John Alvin Anderson (March 25, 1869 – June 26, 1948) was a Swedish-American photographer who spent most of his life in the United States.[1] He is known for photographing Sioux Indians at the Rosebud Indian Reservation in South Dakota from 1885 until 1930.[2] Many of his works are displayed at the Nebraska State Historical Society in Lincoln, Nebraska.[3]
Anderson was the sixth child born to Anders Salomon Gabrielsson and Anna-Beata Magnusdotter. The family farmed in present-day Vinberg-Ljungby, near Falkenberg, in Halland, Sweden. Gabrielsson spent time in the United States in 1869, earning money to send home, and in May of the following year, shortly after Anderson was born, the entire family emigrated to Pennsylvania. Magnusdotter died in 1876, and her widowed husband moved the family an area of Nebraska with a large Scandinavian immigrant population in 1883.[4] [5]
Anderson worked as a carpenter and spent some of his income on a Premo View camera, a high-quality brand at the time. His earliest photographs date back to about 1880. He assisted established photographer William Richard Cross (1839–1907) in taking photographs of soldiers at Fort Niobrara.
Anderson became close with members of the Sioux tribes during his time in Nebraska and nearby South Dakota,[6] [7] [8] and so in 1889, General George Crook asked him to work as an official photographer during negotiations between the State and the Native Americans. These talks resulted in the creation of the Rosebud Indian Reservation.[9] The following year, Anderson released his first book of photographs, Among the Sioux.[10]
Outside of his role as a photographer, Anderson worked as a mediator between the State and the Sioux. During his time, he amassed various Indian arts and crafts, including vases, weapons, and jewelry. During the 1890s, he became part owner and postalier of the trading station operated by Indian agent Charles Philander Jordan (1856–1924) at the Rosebud Reservation. Anderson documented and photographed the Sioux, including members of the most influential tribal families, over the 45-year period between 1885 and 1930.[11] [12] Anderson's photographs included images of He Dog,[13] Fool Bull, Iron Shell, and Crow Dog.
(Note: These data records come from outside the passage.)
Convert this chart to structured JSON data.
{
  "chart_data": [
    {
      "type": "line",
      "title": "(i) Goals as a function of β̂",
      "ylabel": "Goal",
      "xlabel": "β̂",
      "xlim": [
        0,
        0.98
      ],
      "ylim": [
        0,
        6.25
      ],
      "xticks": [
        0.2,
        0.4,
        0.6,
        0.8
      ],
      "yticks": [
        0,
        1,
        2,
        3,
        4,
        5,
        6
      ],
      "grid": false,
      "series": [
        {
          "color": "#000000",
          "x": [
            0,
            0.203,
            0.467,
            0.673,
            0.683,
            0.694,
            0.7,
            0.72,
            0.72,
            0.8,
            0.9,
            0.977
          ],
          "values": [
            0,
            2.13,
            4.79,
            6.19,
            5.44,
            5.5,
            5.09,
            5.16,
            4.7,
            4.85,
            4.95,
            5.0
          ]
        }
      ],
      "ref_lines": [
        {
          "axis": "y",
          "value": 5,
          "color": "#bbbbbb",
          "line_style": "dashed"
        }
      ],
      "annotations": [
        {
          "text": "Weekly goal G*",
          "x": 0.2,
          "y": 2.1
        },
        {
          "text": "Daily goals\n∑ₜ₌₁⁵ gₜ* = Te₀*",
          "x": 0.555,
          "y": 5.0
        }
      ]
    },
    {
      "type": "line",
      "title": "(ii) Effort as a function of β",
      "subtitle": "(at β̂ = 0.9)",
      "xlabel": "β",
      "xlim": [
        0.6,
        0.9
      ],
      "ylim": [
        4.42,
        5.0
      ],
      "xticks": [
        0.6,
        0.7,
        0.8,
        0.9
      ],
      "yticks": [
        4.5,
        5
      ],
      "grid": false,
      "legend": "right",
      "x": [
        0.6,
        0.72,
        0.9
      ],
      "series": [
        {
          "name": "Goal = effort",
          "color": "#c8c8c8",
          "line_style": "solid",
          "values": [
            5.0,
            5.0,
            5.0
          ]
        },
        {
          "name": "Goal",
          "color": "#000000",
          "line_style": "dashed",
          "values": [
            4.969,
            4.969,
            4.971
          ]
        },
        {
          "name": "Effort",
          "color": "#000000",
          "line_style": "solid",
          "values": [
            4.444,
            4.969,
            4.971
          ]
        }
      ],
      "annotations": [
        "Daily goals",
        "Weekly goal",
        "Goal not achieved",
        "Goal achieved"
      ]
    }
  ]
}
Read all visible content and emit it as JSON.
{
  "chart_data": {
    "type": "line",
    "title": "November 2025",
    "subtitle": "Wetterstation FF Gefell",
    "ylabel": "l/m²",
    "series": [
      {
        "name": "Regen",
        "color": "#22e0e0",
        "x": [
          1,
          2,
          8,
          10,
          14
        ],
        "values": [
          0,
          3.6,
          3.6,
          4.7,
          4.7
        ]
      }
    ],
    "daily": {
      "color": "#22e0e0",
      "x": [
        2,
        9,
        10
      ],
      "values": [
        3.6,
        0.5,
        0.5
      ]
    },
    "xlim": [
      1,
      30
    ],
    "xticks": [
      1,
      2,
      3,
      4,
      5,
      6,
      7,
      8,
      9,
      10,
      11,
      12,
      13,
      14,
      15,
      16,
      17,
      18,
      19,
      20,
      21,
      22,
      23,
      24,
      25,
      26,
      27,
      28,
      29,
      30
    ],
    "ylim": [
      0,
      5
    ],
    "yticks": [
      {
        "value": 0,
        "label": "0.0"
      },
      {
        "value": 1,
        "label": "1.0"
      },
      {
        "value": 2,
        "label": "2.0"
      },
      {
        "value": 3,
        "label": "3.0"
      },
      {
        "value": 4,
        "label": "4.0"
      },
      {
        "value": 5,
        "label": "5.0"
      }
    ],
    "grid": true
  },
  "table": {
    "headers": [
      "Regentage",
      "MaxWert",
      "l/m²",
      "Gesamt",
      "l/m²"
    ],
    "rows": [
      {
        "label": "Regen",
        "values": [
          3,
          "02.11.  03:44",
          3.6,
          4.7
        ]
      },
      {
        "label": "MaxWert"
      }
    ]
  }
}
A 1928 fire partially destroyed Anderson's photographs, but that year also saw the release of his second book of photographs, Sioux Memory Gems, on which he was helped by his wife, Myrtle. He and his wife moved to Rapid City in 1937, for several years, he was a curator of the Sioux Indian Museum. After Anderson's death, his wife sold his photographs to a private collector for one hundred dollars. They were eventually donated to the Nebraska State Historical Society. Some of Anderson's photographs are also on display at the Sioux Indian Museum in Rapid City.[14]
He married Myrtle Miller (1870–1961) in 1895, and their son, Harold, was born in 1897.[15]